Suggested UK data protection reforms
Whilst the content of the Data Reform Bill has not yet been produced, a key issue the Government looks to address is reducing the administrative burden that the UK GDPR places on organisations by removing the red tape around data use. The exact form and extent of the Data Reform Bill remain unclear at this stage, however, some of the important areas the Government is looking to address are noted below:
- Moving away from a ‘one-size-fits-all’ model: the Government has stated that the current structure of the UK GDPR places disproportionate burdens on organisations, giving the example of a small hairdresser having the same standard of regulation as a multi-million-pound company. Therefore, the Data Reform Bill will likely contain different standards for different organisations to ease this burden, particularly for smaller organisations.
- Focussing on privacy outcomes rather than ‘box-ticking’: this outcomes-based approach will likely see a change to things such as cookie banners, which rely on individuals simply ticking boxes to give their consent to cookies. Elizabeth Denham (the former Information Commissioner) stated that cookie banners create ‘cookie fatigue’, and individuals should be making meaningful, informed choices about their data rather than simply ticking boxes.
- Reforming Article 22 of the UK GDPR around automated decision making: currently the UK GDPR has a number of rules and regulations around automated decision making and profiling, for example when an organisation is hiring new employees. The Data Reform Bill will look to address this in the near future in recognition of the likely prevalence of this type of decision making, removing significant administrative burdens that currently exist for organisations.
It is clear that the Government is adopting a business-friendly approach by looking to ease the administrative constraints that the UK GDPR places on organisations in order to promote economic growth and efficiency. This is very much a positive for organisations that may no longer be bogged down with extensive and complex compliance requirements. Furthermore, the Data Reform Bill looks to simplify the regulatory environment around data privacy, giving organisations more clarity on their obligations, in turn reducing the risk of non-compliance.
Impact: rights of individuals and the UK’s data economy
Whilst these reforms are likely to be welcomed by businesses, the Government’s economic-facing reform may have an impact on the data rights of individuals. For example, the reform around automated decision-making could have an adverse effect on individuals, as artificial intelligence often has built-in bias which may lead to inadvertent discrimination, particularly in the context of employment-related decisions.

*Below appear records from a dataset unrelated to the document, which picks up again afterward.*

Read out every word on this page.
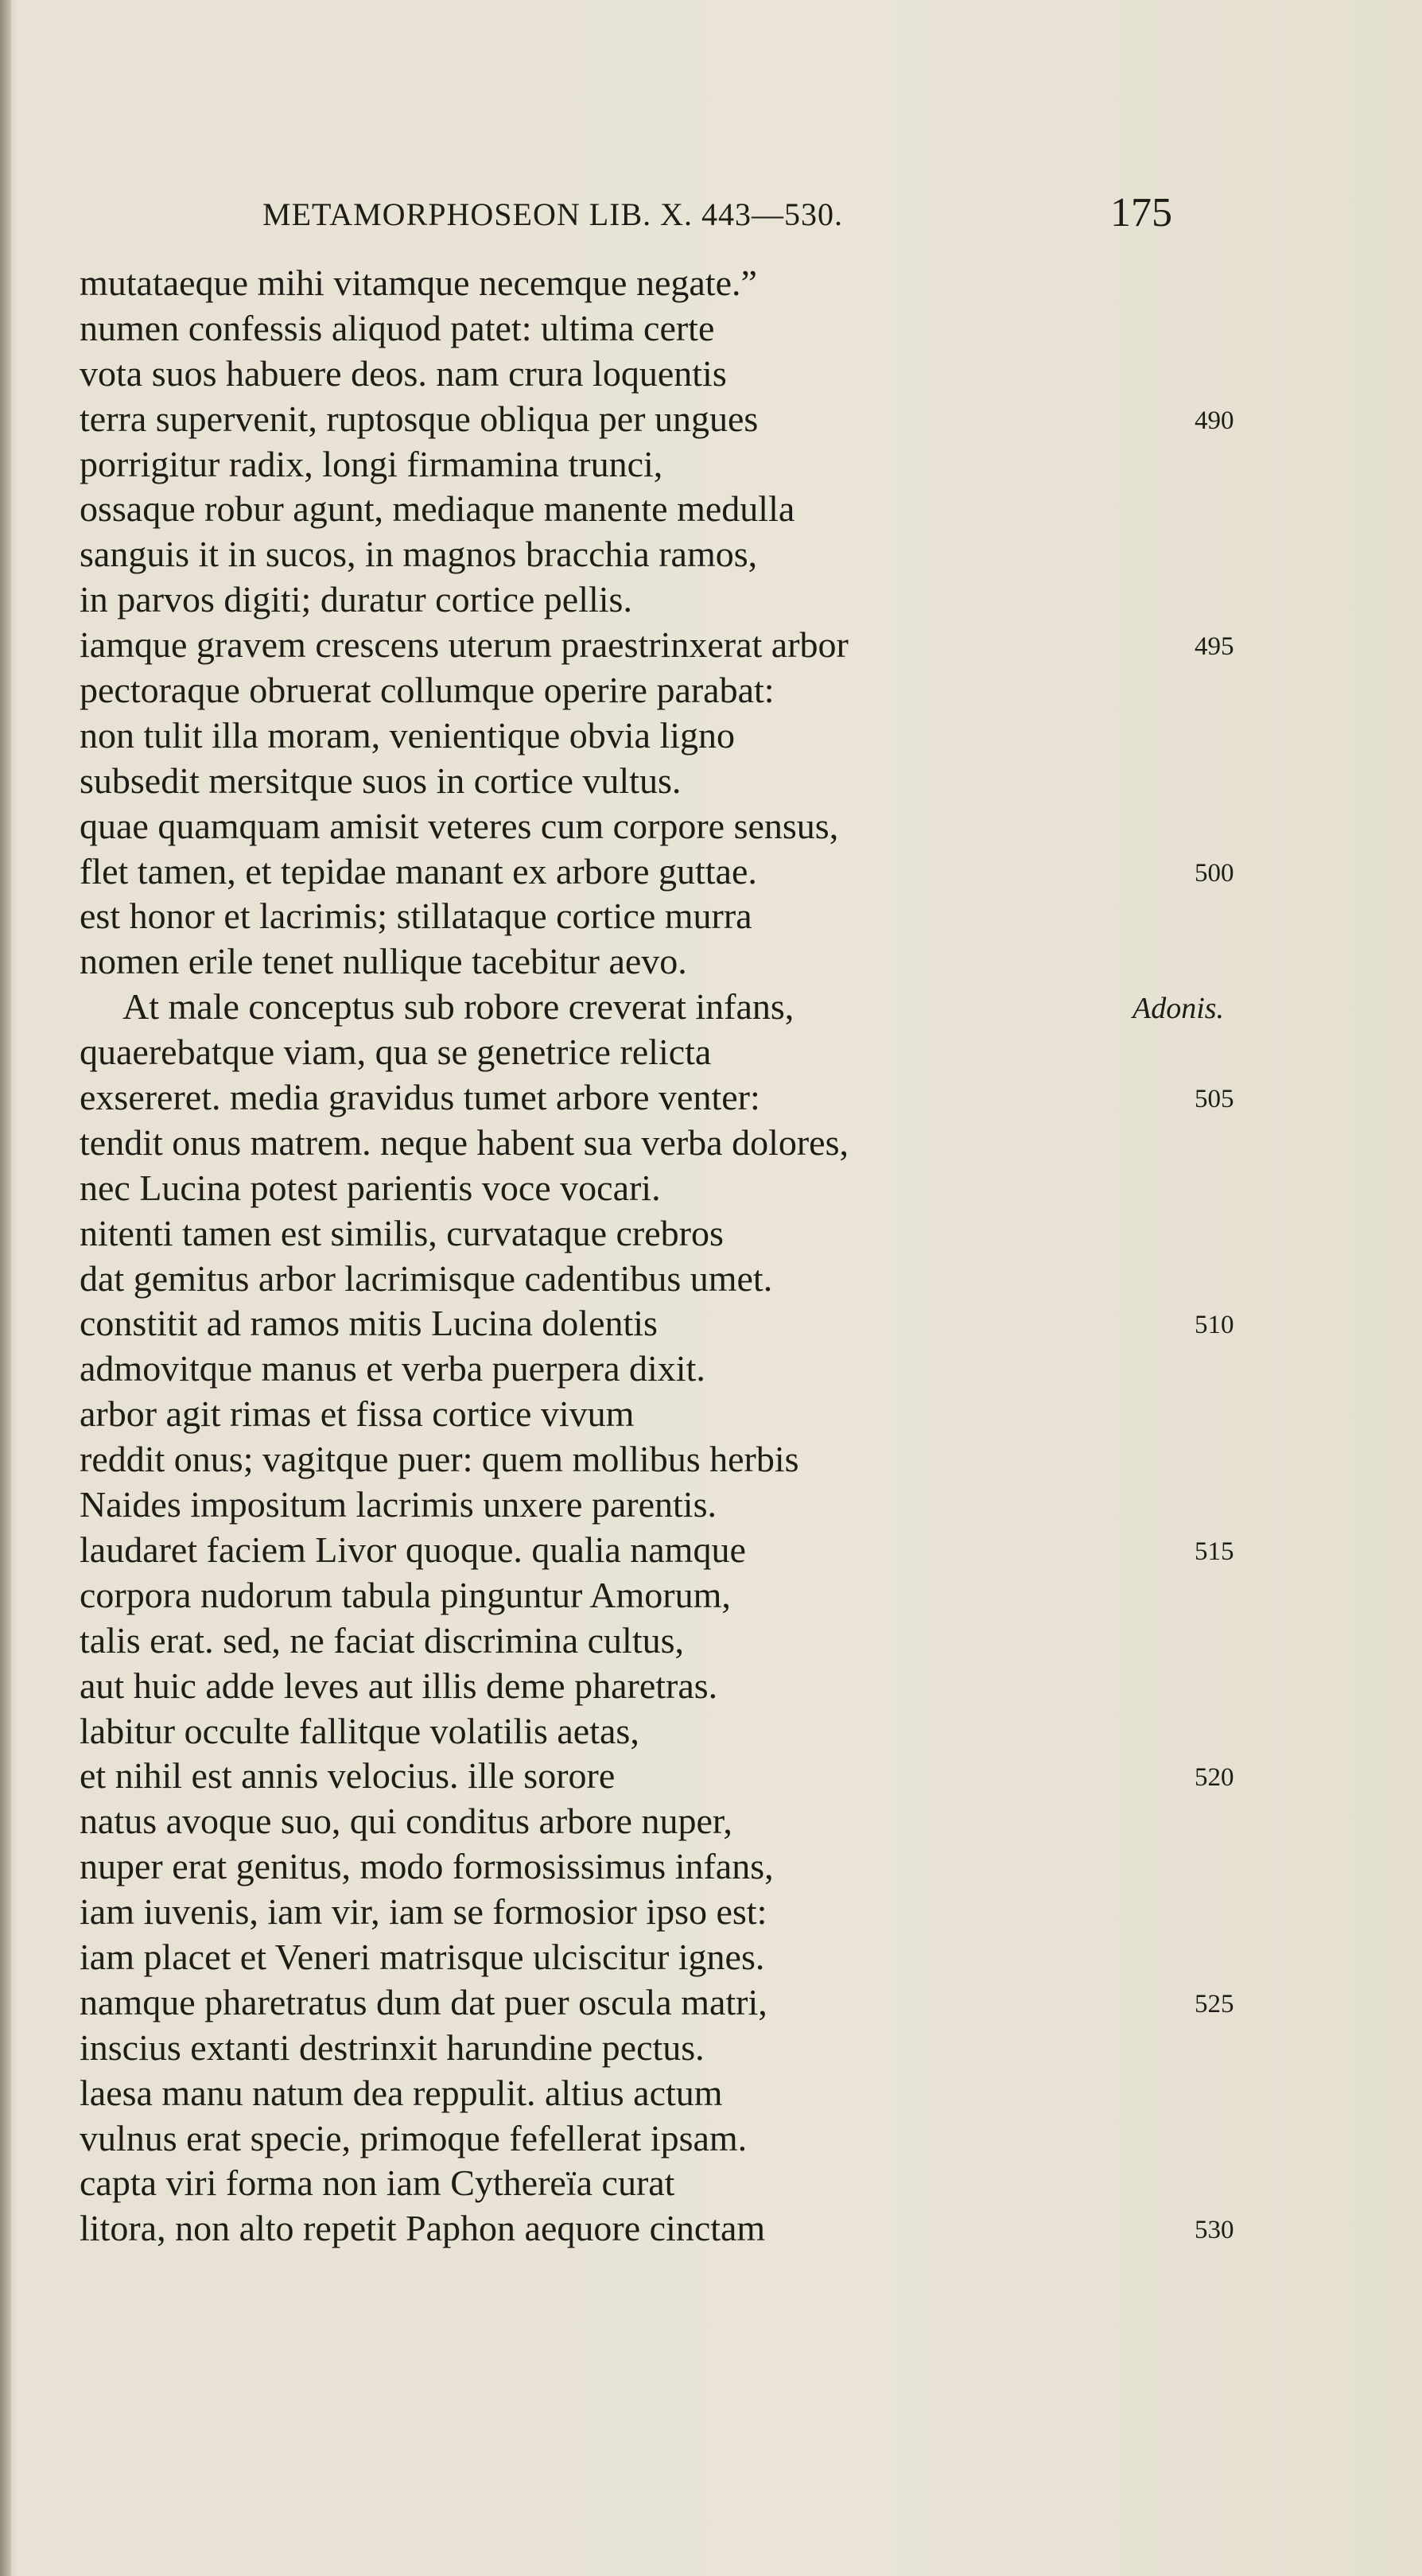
METAMORPHOSEON LIB. X. 443—530.	175
mutataeque mihi vitamque necemque negate.”
numen confessis aliquod patet: ultima certe
vota suos habuere deos. nam crura loquentis
terra supervenit, ruptosque obliqua per ungues	490
porrigitur radix, longi firmamina trunci,
ossaque robur agunt, mediaque manente medulla
sanguis it in sucos, in magnos bracchia ramos,
in parvos digiti; duratur cortice pellis.
iamque gravem crescens uterum praestrinxerat arbor	495
pectoraque obruerat collumque operire parabat:
non tulit illa moram, venientique obvia ligno
subsedit mersitque suos in cortice vultus.
quae quamquam amisit veteres cum corpore sensus,
flet tamen, et tepidae manant ex arbore guttae.	500
est honor et lacrimis; stillataque cortice murra
nomen erile tenet nullique tacebitur aevo.
At male conceptus sub robore creverat infans,	Adonis.
quaerebatque viam, qua se genetrice relicta
exsereret. media gravidus tumet arbore venter:	505
tendit onus matrem. neque habent sua verba dolores,
nec Lucina potest parientis voce vocari.
nitenti tamen est similis, curvataque crebros
dat gemitus arbor lacrimisque cadentibus umet.
constitit ad ramos mitis Lucina dolentis	510
admovitque manus et verba puerpera dixit.
arbor agit rimas et fissa cortice vivum
reddit onus; vagitque puer: quem mollibus herbis
Naides impositum lacrimis unxere parentis.
laudaret faciem Livor quoque. qualia namque	515
corpora nudorum tabula pinguntur Amorum,
talis erat. sed, ne faciat discrimina cultus,
aut huic adde leves aut illis deme pharetras.
labitur occulte fallitque volatilis aetas,
et nihil est annis velocius. ille sorore	520
natus avoque suo, qui conditus arbore nuper,
nuper erat genitus, modo formosissimus infans,
iam iuvenis, iam vir, iam se formosior ipso est:
iam placet et Veneri matrisque ulciscitur ignes.
namque pharetratus dum dat puer oscula matri,	525
inscius extanti destrinxit harundine pectus.
laesa manu natum dea reppulit. altius actum
vulnus erat specie, primoque fefellerat ipsam.
capta viri forma non iam Cythereïa curat
litora, non alto repetit Paphon aequore cinctam	530
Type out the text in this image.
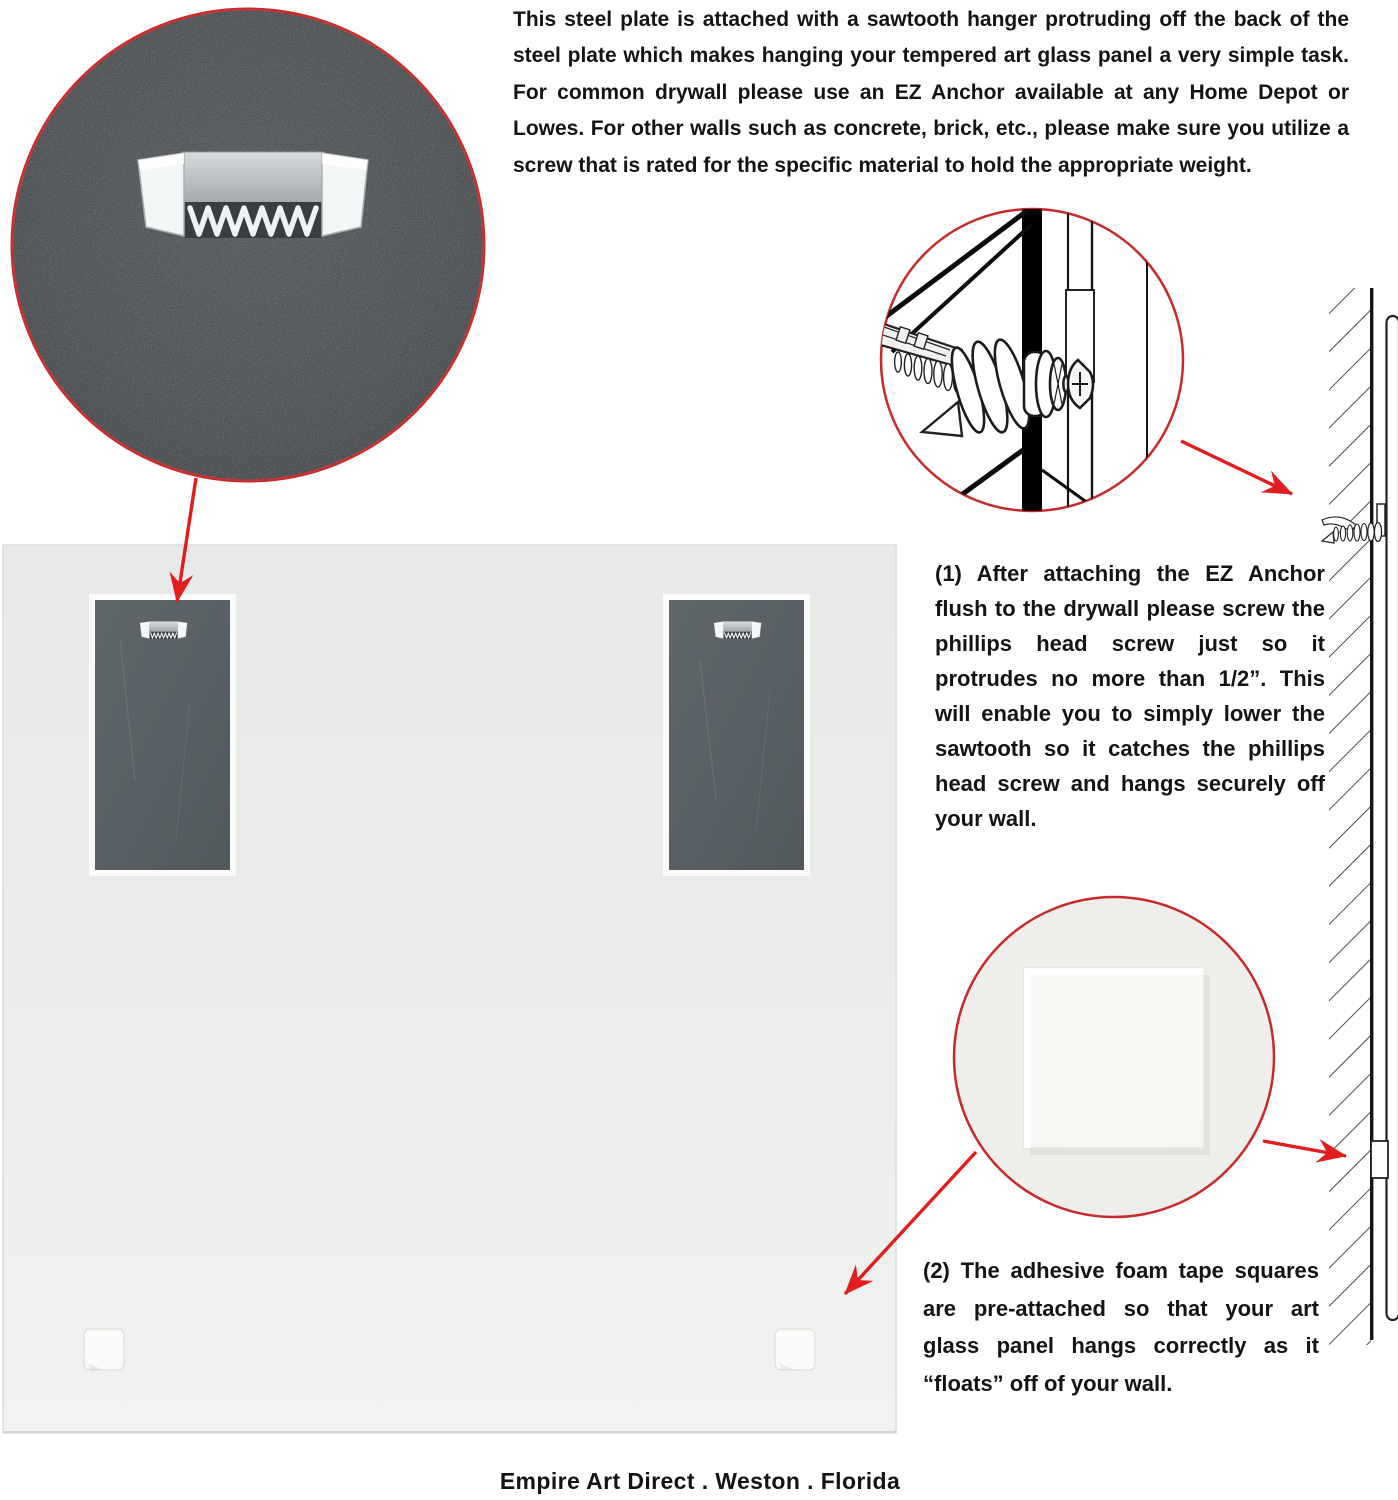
This steel plate is attached with a sawtooth hanger protruding off the back of the steel plate which makes hanging your tempered art glass panel a very simple task. For common drywall please use an EZ Anchor available at any Home Depot or Lowes. For other walls such as concrete, brick, etc., please make sure you utilize a screw that is rated for the specific material to hold the appropriate weight.
(1) After attaching the EZ Anchor flush to the drywall please screw the phillips head screw just so it protrudes no more than 1/2”. This will enable you to simply lower the sawtooth so it catches the phillips head screw and hangs securely off your wall.
(2) The adhesive foam tape squares are pre-attached so that your art glass panel hangs correctly as it “floats” off of your wall.
Empire Art Direct . Weston . Florida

Under the current data protection regime, the level of protection for personal data is broadly the same in the UK as it is in the EU.
The Government must therefore be careful not to balance the scale too in favour of businesses as this could impact on the ‘adequacy’ of the UK’s data protection regime for the EU, which currently allows for data to flow freely between the two. The EU’s adequacy decision contains a ‘sunset’ clause, meaning the decision will expire in 2025 to account for the possibility of the UK’s further divergence from the GDPR post-Brexit. The proposed data reform could therefore lead to the EU withdrawing its adequacy decision for the UK, which in turn, could lead to highly extensive and costly compliance obligations on businesses transferring data from the UK to the EU and vice versa.
Further considerations
The Data Reform Bill is currently in the very early stages, and it will likely be subject to much debate over the coming months, meaning that its final form is currently unclear. However, what is clear is that the UK’s data protection regime is undergoing significant change, therefore, meaning that organisations within the UK must keep up-to-date with its evolution, particularly in the context of data transfers to the EU.